Mikaela Shiffrin returned to the snow as she took part in her first training camp of the 2020/21 season at Copper Mountain ©Max Hall/US Ski and Snowboard

Double Olympic champion Mikaela Shiffrin has returned to the snow as she took part in her first training camp of the 2020-21 season at Copper Mountain.

Shiffrin spent a month away from the skiing circuit in February and March following the sudden death of her father Jeff, and had planned to participate in one final event before the end of the 2019-20 season, a World Cup meeting in Are in Sweden.

Due to the coronavirus pandemic, the race and the remainder of the season was cancelled.

Despite the shutdown caused by the virus, Shiffrin, who won gold medals at the Sochi 2014 and Pyeongchang 2018 Winter Olympics, has kept busy with various other projects, while maintaining fitness in her home gym.

The 25-year-old was one of a group of United States Ski and Snowboard athletes able to return to training last week at Copper Mountain in Colo, following weeks of work to ensure the site met coronavirus health and safety protocols.

"Returning to snow was difficult to describe, because it was really amazing," said Shiffrin's head coach Mike Day.

"It was something that was so refreshing like I haven’t really experienced in my career.

"There was never a time before in my career where we had no option to ski, so when we were finally able to get back on snow with everything going on in the world, it was really special.

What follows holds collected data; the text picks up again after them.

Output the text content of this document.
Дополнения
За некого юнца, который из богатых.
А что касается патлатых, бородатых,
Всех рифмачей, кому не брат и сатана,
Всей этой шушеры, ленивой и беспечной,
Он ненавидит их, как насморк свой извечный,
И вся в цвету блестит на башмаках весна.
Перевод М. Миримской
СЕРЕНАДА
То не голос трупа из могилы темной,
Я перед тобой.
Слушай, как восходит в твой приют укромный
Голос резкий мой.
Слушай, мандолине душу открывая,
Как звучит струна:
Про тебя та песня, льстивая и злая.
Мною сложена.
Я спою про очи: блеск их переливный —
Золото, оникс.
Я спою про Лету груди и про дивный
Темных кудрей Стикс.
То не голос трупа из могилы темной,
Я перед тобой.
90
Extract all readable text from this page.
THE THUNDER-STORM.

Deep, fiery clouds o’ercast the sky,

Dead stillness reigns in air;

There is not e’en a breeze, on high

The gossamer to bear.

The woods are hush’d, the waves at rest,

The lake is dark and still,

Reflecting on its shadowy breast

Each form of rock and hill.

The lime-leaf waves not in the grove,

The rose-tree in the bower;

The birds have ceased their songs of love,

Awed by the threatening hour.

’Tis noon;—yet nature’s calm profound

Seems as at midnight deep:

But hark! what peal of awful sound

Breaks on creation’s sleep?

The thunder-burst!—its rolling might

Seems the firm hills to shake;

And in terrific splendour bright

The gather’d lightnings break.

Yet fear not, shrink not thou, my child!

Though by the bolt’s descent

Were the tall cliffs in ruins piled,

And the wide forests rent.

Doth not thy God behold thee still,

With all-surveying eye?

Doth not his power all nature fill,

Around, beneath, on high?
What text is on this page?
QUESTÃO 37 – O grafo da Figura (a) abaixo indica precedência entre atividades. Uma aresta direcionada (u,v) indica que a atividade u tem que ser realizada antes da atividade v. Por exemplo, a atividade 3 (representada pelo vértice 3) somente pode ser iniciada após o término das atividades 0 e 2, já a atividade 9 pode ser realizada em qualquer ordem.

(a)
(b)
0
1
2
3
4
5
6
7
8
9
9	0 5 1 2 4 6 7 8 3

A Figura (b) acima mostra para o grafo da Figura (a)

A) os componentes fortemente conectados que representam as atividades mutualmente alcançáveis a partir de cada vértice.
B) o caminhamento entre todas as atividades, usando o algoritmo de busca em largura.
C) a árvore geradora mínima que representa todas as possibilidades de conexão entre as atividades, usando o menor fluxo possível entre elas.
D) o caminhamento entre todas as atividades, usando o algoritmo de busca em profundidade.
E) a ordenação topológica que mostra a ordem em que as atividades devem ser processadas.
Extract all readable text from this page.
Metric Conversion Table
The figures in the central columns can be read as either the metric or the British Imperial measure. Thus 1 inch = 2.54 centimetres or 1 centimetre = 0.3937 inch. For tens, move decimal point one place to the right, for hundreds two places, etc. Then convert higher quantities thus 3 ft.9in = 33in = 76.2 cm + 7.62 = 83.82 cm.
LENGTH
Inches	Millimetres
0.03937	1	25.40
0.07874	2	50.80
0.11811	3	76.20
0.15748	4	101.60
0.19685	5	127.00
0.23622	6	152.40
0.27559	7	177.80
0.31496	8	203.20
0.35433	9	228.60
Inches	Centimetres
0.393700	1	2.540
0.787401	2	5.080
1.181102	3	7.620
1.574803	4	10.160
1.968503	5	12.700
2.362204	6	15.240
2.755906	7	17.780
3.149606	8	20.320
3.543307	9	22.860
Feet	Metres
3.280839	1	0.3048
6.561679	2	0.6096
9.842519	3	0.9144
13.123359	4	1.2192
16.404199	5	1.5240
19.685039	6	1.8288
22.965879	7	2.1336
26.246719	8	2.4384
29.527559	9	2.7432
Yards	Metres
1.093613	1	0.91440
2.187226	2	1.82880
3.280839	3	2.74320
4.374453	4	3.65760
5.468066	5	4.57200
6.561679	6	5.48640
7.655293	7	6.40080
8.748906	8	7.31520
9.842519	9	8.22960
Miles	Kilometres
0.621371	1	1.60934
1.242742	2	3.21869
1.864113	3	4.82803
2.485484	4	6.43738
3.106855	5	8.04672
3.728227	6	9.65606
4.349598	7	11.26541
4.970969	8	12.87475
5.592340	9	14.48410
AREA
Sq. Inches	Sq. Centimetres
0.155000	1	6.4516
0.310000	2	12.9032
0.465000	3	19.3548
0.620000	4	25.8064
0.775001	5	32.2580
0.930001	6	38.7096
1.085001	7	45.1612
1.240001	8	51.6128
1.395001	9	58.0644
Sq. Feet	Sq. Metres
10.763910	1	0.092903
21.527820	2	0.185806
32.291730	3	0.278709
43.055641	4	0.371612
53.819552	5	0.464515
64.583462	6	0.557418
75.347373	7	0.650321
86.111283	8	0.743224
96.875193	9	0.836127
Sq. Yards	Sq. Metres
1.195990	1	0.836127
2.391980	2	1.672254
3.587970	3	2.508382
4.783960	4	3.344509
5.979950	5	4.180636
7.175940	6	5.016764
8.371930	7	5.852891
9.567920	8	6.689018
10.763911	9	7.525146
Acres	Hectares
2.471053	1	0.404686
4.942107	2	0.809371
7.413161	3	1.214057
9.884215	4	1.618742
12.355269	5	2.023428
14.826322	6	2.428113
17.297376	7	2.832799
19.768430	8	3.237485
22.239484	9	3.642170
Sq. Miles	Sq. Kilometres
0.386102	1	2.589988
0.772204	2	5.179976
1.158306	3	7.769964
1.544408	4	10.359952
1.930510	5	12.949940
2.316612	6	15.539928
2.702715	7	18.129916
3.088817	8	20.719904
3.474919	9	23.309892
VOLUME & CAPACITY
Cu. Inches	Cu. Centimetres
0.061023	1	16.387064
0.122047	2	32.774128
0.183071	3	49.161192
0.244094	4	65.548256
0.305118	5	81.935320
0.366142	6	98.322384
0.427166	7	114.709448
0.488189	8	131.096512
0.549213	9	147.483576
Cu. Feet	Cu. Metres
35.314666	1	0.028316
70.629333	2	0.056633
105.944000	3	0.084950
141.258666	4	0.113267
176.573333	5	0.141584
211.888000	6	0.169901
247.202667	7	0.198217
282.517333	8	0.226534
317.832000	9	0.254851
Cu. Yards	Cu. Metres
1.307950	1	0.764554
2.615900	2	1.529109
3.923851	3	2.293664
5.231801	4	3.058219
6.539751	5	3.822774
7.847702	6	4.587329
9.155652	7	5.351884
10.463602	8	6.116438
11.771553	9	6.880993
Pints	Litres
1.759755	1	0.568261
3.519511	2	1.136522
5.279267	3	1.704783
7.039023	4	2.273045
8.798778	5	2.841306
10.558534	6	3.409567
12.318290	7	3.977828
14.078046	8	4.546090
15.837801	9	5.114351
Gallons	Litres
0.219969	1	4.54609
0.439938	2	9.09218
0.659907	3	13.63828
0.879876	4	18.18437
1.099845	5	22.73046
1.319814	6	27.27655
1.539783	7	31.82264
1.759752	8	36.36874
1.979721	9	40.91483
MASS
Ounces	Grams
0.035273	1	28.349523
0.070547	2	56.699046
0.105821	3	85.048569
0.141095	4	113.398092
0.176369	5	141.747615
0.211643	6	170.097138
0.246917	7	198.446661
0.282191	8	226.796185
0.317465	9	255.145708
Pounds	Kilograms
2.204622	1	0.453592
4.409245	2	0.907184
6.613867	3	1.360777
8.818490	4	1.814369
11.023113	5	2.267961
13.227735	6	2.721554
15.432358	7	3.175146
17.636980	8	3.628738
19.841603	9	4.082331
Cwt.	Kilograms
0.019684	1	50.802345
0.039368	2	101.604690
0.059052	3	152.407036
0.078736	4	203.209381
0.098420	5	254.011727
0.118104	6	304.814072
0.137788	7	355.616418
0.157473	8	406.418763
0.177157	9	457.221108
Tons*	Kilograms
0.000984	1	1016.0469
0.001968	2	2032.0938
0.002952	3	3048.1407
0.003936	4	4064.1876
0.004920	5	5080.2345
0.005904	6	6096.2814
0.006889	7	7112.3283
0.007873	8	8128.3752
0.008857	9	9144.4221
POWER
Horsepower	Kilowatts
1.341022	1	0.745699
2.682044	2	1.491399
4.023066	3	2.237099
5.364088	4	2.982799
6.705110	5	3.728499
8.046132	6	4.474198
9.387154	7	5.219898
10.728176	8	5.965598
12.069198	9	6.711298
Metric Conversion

"We can’t begin to thank Frank Kelble and Copper enough for the effort they put in to produce great, safe venues - both with protection and social distancing measures and really well thought-out planning."

The United States Ski Team traditionally holds training camps at Copper Mountain in October and November, so conditions were something of an unknown when the team arrived at the site in the middle of June.

"The conditions really surprised us - they’ve been remarkably good and we couldn’t be happier," said Day.

"We were excited to go skiing, but our expectation was not extremely high with what we would get for quality, but we’ve had extremely high-quality training. 

"It has been mostly freeze-thaw snow, but it’s pretty spectacular to not be above treeline, but to actually be in the trees, and be in a familiar place."

Shiffrin's training return has focused around the slalom and giant slalom events, the disciplines where she won her two Winter Olympic gold medals.

"I was excited to see the level that Mikaela brought back to the snow," Day added.

"She was immediately skiing at a very high level, which was nice to see, in both events."

Shiffrin said returning to the snow after a long absence was "amazing."

"It felt amazing to be back on snow after having the longest time off skis that I can remember in my career," said Shiffrin.

"I wasn’t sure how it was going to feel after such a long time and with everything going on in the world, but I am so thankful to have had the opportunity to spend some time training on snow, as I realise so many people in our country hardly have the chance to even get outside right now and the damage that is doing emotionally and mentally is beyond words.

"Of course there are still so many unknowns we’ll have to navigate moving forward in this ‘new normal,’ but I really can’t thank Copper, the US Ski Team, and my team enough for working together to create great training conditions that led to a really productive camp.

"Many of our competing nations have had access to on-snow training over the last few weeks and will continue to have access throughout the summer on the glaciers, while some competitors were never forced to go off-snow at all, and still some have yet to touch their skis to snow, and may not have the chance until the fall or winter - so I am incredibly grateful to be among the athletes who have been able to practice on snow for any amount of time at all."